When we look at the French constitution or the way in which the head of state or many in positions of power speak, it’s equality.
The Constitutional Council will decide on Thursday regarding the constitutionality of the bill passed by lawmakers in December. The bill, which is widely supported by far-right lawmakers, aims at reducing migration and includes measures like quotas for migrants, takes birthright citizenship away and makes it easier for someone with a criminal record to be deported.
The rapporteur raised concerns over the measures that were proposed as well as benefits for immigrants. In addition, increases in fees for foreign students have also been included in the proposal, and Ashwini KP believes that these measures would ‘impact the lives of marginalised communities.’
She said she hoped the Constitutional Council would make amendments to the legislation, as Radio France International reports.
Recently, thousands of protesters marched the streets of French citiescalling on President Macron not to sign the new immigration legislation.
The Interior French Ministry said that 75,000 protesters were recorded, with Paris being flooded with a total of 16,000. CGT Union claims that, in fact, 150,000 protesters took to the streets to object to the immigration law, with the Constitutional Council deciding whether the law aligns with the French Constitution or not.
This law has considerably restrictive provisions, including limiting migrants’ access to state healthcare, while it favours the migration of workers who can contribute in those sectors where labour shortages are evident.
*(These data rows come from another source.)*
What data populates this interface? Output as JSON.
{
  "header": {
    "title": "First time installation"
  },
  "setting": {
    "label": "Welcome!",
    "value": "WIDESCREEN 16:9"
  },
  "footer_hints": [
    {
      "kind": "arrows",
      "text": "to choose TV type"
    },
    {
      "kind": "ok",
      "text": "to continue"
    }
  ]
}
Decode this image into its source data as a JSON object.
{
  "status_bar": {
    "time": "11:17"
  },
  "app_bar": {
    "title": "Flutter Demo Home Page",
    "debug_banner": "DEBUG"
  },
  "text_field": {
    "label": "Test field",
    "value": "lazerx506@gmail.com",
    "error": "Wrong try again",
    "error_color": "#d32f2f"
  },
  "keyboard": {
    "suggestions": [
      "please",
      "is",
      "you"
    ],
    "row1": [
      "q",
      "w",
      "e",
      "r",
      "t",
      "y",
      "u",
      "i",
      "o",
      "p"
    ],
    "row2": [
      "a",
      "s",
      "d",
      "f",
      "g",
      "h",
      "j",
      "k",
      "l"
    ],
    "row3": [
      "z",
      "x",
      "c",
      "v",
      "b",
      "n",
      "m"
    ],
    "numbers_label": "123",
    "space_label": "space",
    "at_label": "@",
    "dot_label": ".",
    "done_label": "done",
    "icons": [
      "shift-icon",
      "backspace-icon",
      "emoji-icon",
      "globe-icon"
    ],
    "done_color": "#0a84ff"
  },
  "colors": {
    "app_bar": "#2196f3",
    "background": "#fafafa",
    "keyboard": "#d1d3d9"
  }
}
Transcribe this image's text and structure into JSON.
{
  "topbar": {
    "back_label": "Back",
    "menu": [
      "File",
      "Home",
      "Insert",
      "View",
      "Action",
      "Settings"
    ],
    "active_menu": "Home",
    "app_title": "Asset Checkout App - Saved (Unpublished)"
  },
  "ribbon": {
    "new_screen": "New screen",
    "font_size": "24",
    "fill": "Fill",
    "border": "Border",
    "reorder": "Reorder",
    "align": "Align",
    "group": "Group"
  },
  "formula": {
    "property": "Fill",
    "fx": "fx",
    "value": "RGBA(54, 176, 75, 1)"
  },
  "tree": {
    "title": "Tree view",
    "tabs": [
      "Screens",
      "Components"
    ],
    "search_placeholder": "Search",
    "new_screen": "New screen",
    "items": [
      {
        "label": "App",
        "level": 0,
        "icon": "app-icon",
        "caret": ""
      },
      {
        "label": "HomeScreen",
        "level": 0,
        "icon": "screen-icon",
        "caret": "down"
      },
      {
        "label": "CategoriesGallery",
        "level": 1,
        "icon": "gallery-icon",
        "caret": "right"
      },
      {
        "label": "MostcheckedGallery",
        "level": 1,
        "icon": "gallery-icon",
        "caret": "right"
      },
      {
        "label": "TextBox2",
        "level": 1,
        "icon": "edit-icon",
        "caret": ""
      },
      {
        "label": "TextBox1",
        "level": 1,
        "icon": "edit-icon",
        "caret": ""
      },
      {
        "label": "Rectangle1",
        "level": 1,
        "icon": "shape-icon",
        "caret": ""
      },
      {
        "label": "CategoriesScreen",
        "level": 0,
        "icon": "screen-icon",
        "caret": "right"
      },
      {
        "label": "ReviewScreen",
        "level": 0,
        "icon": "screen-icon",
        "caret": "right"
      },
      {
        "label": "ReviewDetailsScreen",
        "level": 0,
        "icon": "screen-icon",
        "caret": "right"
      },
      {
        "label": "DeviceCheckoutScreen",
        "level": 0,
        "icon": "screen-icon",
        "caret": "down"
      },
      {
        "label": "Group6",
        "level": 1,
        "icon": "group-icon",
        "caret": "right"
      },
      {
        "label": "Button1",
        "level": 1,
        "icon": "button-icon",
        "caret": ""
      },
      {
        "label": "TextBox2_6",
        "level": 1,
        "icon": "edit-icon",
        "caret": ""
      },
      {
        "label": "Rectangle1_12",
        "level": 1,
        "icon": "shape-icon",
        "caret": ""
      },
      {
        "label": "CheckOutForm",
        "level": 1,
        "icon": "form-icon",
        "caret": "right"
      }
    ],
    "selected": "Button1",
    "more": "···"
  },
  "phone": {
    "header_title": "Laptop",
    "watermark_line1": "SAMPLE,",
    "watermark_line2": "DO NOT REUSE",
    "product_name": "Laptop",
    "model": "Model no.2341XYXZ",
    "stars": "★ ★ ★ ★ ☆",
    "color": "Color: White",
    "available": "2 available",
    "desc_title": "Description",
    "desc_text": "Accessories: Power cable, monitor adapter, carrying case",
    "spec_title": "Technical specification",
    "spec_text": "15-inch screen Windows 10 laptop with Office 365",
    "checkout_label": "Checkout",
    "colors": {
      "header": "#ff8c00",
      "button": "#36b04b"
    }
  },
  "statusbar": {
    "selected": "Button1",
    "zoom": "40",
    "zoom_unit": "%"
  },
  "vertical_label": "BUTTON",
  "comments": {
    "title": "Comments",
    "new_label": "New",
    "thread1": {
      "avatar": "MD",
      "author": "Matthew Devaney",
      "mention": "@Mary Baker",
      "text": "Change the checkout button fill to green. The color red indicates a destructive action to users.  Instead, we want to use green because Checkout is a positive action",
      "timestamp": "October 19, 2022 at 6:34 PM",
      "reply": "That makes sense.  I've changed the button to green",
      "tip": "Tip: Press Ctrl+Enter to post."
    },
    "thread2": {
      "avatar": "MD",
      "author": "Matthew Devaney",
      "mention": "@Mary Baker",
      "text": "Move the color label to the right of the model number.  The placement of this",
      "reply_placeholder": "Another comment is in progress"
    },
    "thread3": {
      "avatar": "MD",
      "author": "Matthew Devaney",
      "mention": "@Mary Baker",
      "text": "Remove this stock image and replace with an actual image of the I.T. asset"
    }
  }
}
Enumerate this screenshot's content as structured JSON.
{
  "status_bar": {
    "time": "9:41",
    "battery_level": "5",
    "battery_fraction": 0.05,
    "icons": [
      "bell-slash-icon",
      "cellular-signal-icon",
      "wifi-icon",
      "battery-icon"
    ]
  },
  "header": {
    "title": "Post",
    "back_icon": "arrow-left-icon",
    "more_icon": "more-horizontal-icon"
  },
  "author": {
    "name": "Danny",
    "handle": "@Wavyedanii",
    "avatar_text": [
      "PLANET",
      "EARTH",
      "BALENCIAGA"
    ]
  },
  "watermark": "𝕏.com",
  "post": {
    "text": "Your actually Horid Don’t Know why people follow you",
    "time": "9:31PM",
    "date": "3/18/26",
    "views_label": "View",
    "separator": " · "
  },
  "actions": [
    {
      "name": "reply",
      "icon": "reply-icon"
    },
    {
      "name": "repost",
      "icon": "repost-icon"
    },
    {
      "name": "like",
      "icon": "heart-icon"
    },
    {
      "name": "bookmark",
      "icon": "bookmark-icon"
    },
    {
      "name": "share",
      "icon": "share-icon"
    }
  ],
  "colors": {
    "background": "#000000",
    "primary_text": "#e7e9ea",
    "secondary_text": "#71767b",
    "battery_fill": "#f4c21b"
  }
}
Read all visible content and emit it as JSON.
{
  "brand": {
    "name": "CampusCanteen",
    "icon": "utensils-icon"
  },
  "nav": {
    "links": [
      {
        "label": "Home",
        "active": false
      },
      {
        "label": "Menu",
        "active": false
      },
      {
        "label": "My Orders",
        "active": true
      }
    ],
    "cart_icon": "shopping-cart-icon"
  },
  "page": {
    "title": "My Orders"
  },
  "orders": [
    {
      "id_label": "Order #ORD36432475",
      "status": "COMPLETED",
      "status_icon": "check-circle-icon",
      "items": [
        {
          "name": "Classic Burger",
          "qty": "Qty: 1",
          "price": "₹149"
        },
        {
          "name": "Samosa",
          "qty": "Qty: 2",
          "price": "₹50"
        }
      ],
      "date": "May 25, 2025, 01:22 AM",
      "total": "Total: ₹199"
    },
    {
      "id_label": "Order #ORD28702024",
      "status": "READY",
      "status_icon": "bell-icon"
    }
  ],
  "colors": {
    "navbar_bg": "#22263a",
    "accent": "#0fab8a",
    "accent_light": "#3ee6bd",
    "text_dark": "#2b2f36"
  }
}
In addition, the new immigration law includes a provision that facilitates the life of second homeowners from the United Kingdomallowing them to stay in the country for six months without having to apply for a visa, instead of three, as it is currently set.
Talks on the French political stage have caused the number of Brits looking to buy a house in France to soar by 582 per cent in a three-week period.
According to data by Kyero, an international property website based in the UK, the number of Britons searching for French properties on the site has sixfold since the law was passed.
Natalie Leggett, a sales support director at Leggett Immobilier, says that even the number of online views of properties has surged.
A lot of clients who had just been looking and enquiring but not doing anything else have now been activated. Another thing we have noticed is that vendors, who were going to sell and go back because of this 90-day rule, are now not selling.
If this law is implemented, Britons who are second homeowners in France will no longer have to apply for a long-stay visa, which includes a lengthy application process and inconvenient burdens such as renewing the visa every year.
Instead, they can stay in the country for up to six months, while currently, they are allowed to stay in France for 90 days every 180-day period.